A tendência a universalizar a experiência da branquidade a partir dos centros metropolitanos precisa ser interrogada. Precisamos examinar exemplos historicamente situados de branquidades posicionadas de maneiras diferentes, a fim de chegar a uma compreensão mais plena, mais complexa e matizada dos modos como funciona a branquidade. (STEYN, 2004, p. 117)

A branquitude opera em um contexto específico. No entanto, em sua invisibilidade, esteve e está em toda parte se constituindo enquanto um obstáculo para a população negra em seus esforços para atingir uma real igualdade de oportunidades, assim como também pode se constituir como um dificultador para as possibilidades de construção de uma identidade branca que busque romper com as práticas racistas. Nesse sentido, a incapacidade de reconhecer a branquitude permite que os indivíduos brancos ignorem o modo como a raça molda sua vida e como se acumulam os privilégios raciais.

Entendemos, dessa maneira, que a questão da branquitude precisa ser examinada de forma mais aprofundada em diferentes contextos locais. Essa afirmativa concorda com as críticas pós-coloniais que enfatizam a necessidade de uma compreensão dos contextos globais e históricos a fim de relativizar a posição historicamente central da Europa.

Vron Ware (2004, p. 18) afirma a necessidade de se sustentar uma dimensão internacional nos estudos que focalizam a identidade racial dominante e os modos através dos quais aqueles que são categorizados como brancos têm feito um trabalho consciente para se rebelar contra os privilégios advindos da branquitude.
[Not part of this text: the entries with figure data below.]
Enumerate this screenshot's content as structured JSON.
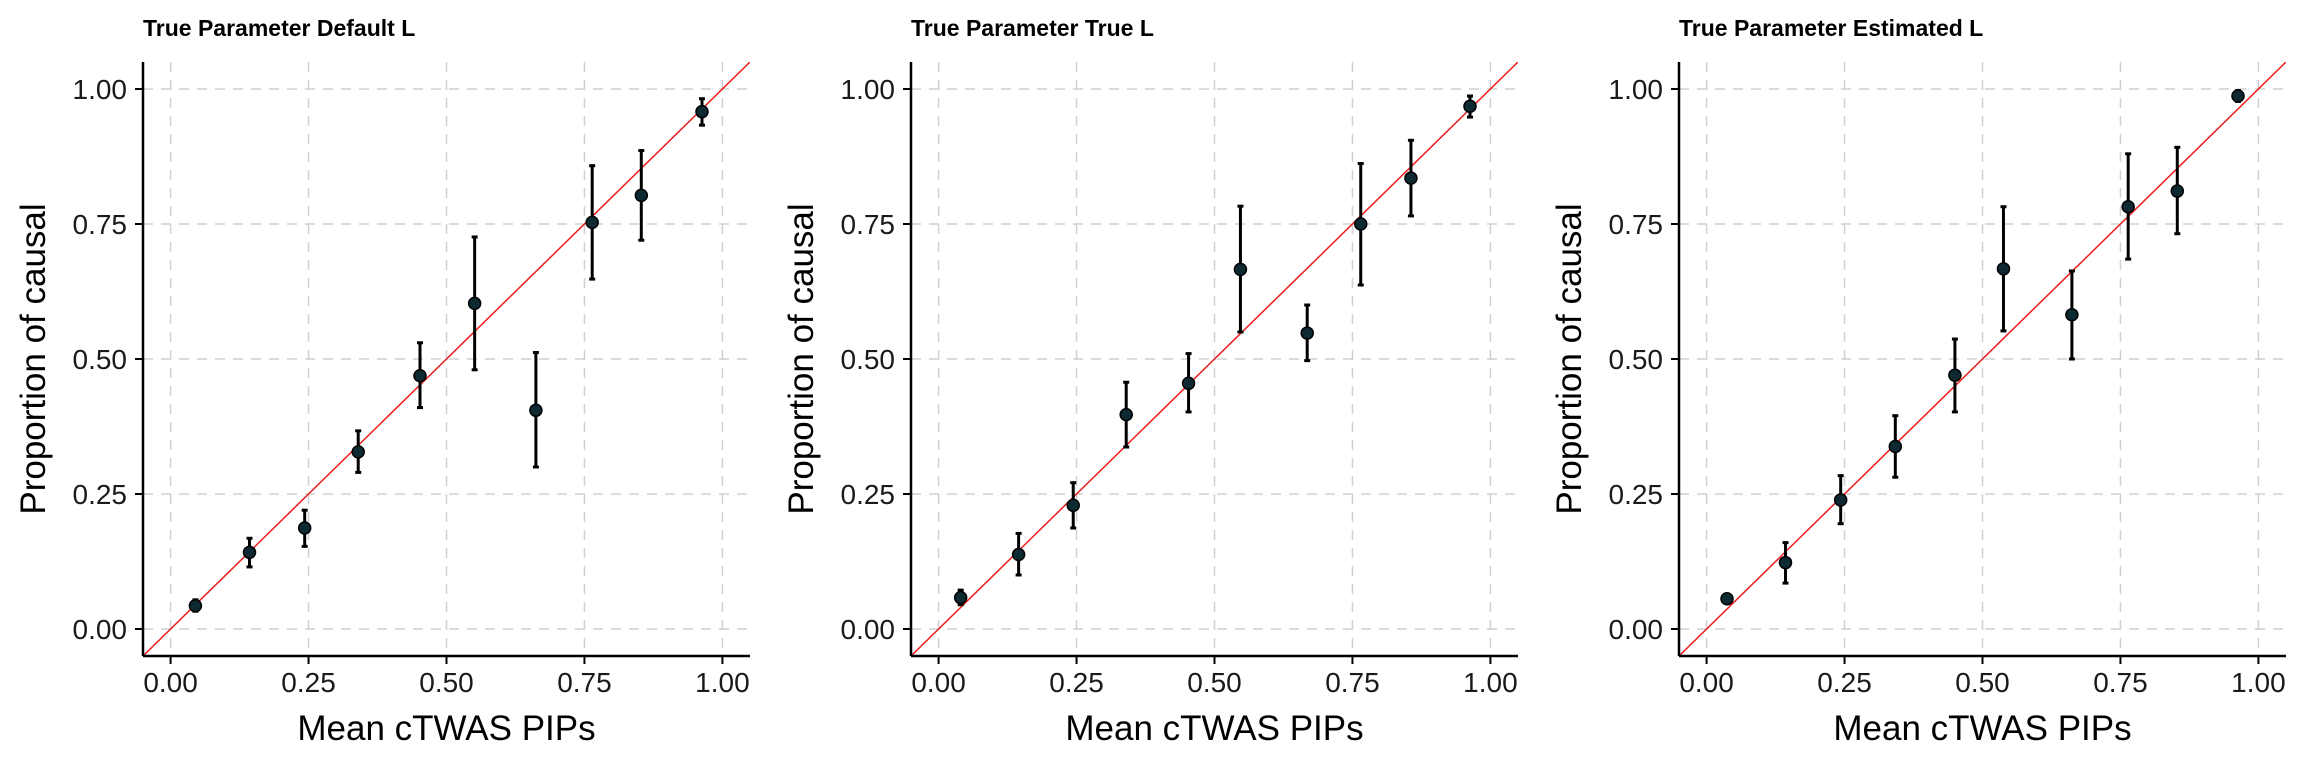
{
  "colors": {
    "point": "#0d2a33",
    "diagonal": "#ee1c1c",
    "error_bar": "#000000"
  },
  "chart_data": [
    {
      "type": "scatter",
      "title": "True Parameter Default L",
      "xlabel": "Mean cTWAS PIPs",
      "ylabel": "Proportion of causal",
      "xlim": [
        -0.05,
        1.05
      ],
      "ylim": [
        -0.05,
        1.05
      ],
      "xticks": [
        0,
        0.25,
        0.5,
        0.75,
        1
      ],
      "yticks": [
        0,
        0.25,
        0.5,
        0.75,
        1
      ],
      "xtick_labels": [
        "0.00",
        "0.25",
        "0.50",
        "0.75",
        "1.00"
      ],
      "ytick_labels": [
        "0.00",
        "0.25",
        "0.50",
        "0.75",
        "1.00"
      ],
      "grid": true,
      "reference_line": "y = x",
      "points": [
        {
          "x": 0.045,
          "y": 0.043,
          "lower": 0.033,
          "upper": 0.054
        },
        {
          "x": 0.143,
          "y": 0.142,
          "lower": 0.115,
          "upper": 0.168
        },
        {
          "x": 0.243,
          "y": 0.187,
          "lower": 0.153,
          "upper": 0.22
        },
        {
          "x": 0.34,
          "y": 0.328,
          "lower": 0.29,
          "upper": 0.367
        },
        {
          "x": 0.452,
          "y": 0.469,
          "lower": 0.41,
          "upper": 0.53
        },
        {
          "x": 0.551,
          "y": 0.603,
          "lower": 0.48,
          "upper": 0.726
        },
        {
          "x": 0.662,
          "y": 0.405,
          "lower": 0.3,
          "upper": 0.512
        },
        {
          "x": 0.764,
          "y": 0.753,
          "lower": 0.648,
          "upper": 0.858
        },
        {
          "x": 0.853,
          "y": 0.803,
          "lower": 0.72,
          "upper": 0.886
        },
        {
          "x": 0.963,
          "y": 0.958,
          "lower": 0.933,
          "upper": 0.982
        }
      ]
    },
    {
      "type": "scatter",
      "title": "True Parameter True L",
      "xlabel": "Mean cTWAS PIPs",
      "ylabel": "Proportion of causal",
      "xlim": [
        -0.05,
        1.05
      ],
      "ylim": [
        -0.05,
        1.05
      ],
      "xticks": [
        0,
        0.25,
        0.5,
        0.75,
        1
      ],
      "yticks": [
        0,
        0.25,
        0.5,
        0.75,
        1
      ],
      "xtick_labels": [
        "0.00",
        "0.25",
        "0.50",
        "0.75",
        "1.00"
      ],
      "ytick_labels": [
        "0.00",
        "0.25",
        "0.50",
        "0.75",
        "1.00"
      ],
      "grid": true,
      "reference_line": "y = x",
      "points": [
        {
          "x": 0.04,
          "y": 0.058,
          "lower": 0.045,
          "upper": 0.072
        },
        {
          "x": 0.145,
          "y": 0.138,
          "lower": 0.1,
          "upper": 0.177
        },
        {
          "x": 0.244,
          "y": 0.229,
          "lower": 0.187,
          "upper": 0.271
        },
        {
          "x": 0.34,
          "y": 0.397,
          "lower": 0.337,
          "upper": 0.457
        },
        {
          "x": 0.453,
          "y": 0.455,
          "lower": 0.402,
          "upper": 0.51
        },
        {
          "x": 0.547,
          "y": 0.666,
          "lower": 0.55,
          "upper": 0.783
        },
        {
          "x": 0.668,
          "y": 0.548,
          "lower": 0.497,
          "upper": 0.6
        },
        {
          "x": 0.765,
          "y": 0.75,
          "lower": 0.637,
          "upper": 0.862
        },
        {
          "x": 0.856,
          "y": 0.835,
          "lower": 0.765,
          "upper": 0.905
        },
        {
          "x": 0.963,
          "y": 0.968,
          "lower": 0.948,
          "upper": 0.987
        }
      ]
    },
    {
      "type": "scatter",
      "title": "True Parameter Estimated L",
      "xlabel": "Mean cTWAS PIPs",
      "ylabel": "Proportion of causal",
      "xlim": [
        -0.05,
        1.05
      ],
      "ylim": [
        -0.05,
        1.05
      ],
      "xticks": [
        0,
        0.25,
        0.5,
        0.75,
        1
      ],
      "yticks": [
        0,
        0.25,
        0.5,
        0.75,
        1
      ],
      "xtick_labels": [
        "0.00",
        "0.25",
        "0.50",
        "0.75",
        "1.00"
      ],
      "ytick_labels": [
        "0.00",
        "0.25",
        "0.50",
        "0.75",
        "1.00"
      ],
      "grid": true,
      "reference_line": "y = x",
      "points": [
        {
          "x": 0.037,
          "y": 0.056,
          "lower": 0.051,
          "upper": 0.061
        },
        {
          "x": 0.143,
          "y": 0.123,
          "lower": 0.085,
          "upper": 0.16
        },
        {
          "x": 0.243,
          "y": 0.239,
          "lower": 0.195,
          "upper": 0.284
        },
        {
          "x": 0.342,
          "y": 0.338,
          "lower": 0.281,
          "upper": 0.395
        },
        {
          "x": 0.45,
          "y": 0.47,
          "lower": 0.402,
          "upper": 0.537
        },
        {
          "x": 0.538,
          "y": 0.667,
          "lower": 0.552,
          "upper": 0.782
        },
        {
          "x": 0.662,
          "y": 0.582,
          "lower": 0.5,
          "upper": 0.663
        },
        {
          "x": 0.764,
          "y": 0.782,
          "lower": 0.685,
          "upper": 0.88
        },
        {
          "x": 0.853,
          "y": 0.811,
          "lower": 0.732,
          "upper": 0.892
        },
        {
          "x": 0.963,
          "y": 0.987,
          "lower": 0.977,
          "upper": 0.997
        }
      ]
    }
  ]
}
A partir dessas ponderações, fica evidente que as definições globais e locais da branquitude estão interligadas. A fragmentação da narrativa colonial determinante do que significaria ser considerado “branco” lhe permite vincular a análise euro- americana da branquitude às especificidades encontradas nas discussões sobre relações raciais das diferentes sociedades pós-coloniais. Assim, entendemos a necessidade de que a branquitude seja particularizada e historicizada, a fim de perder sua sensação desestabilizadora de ser a norma universal.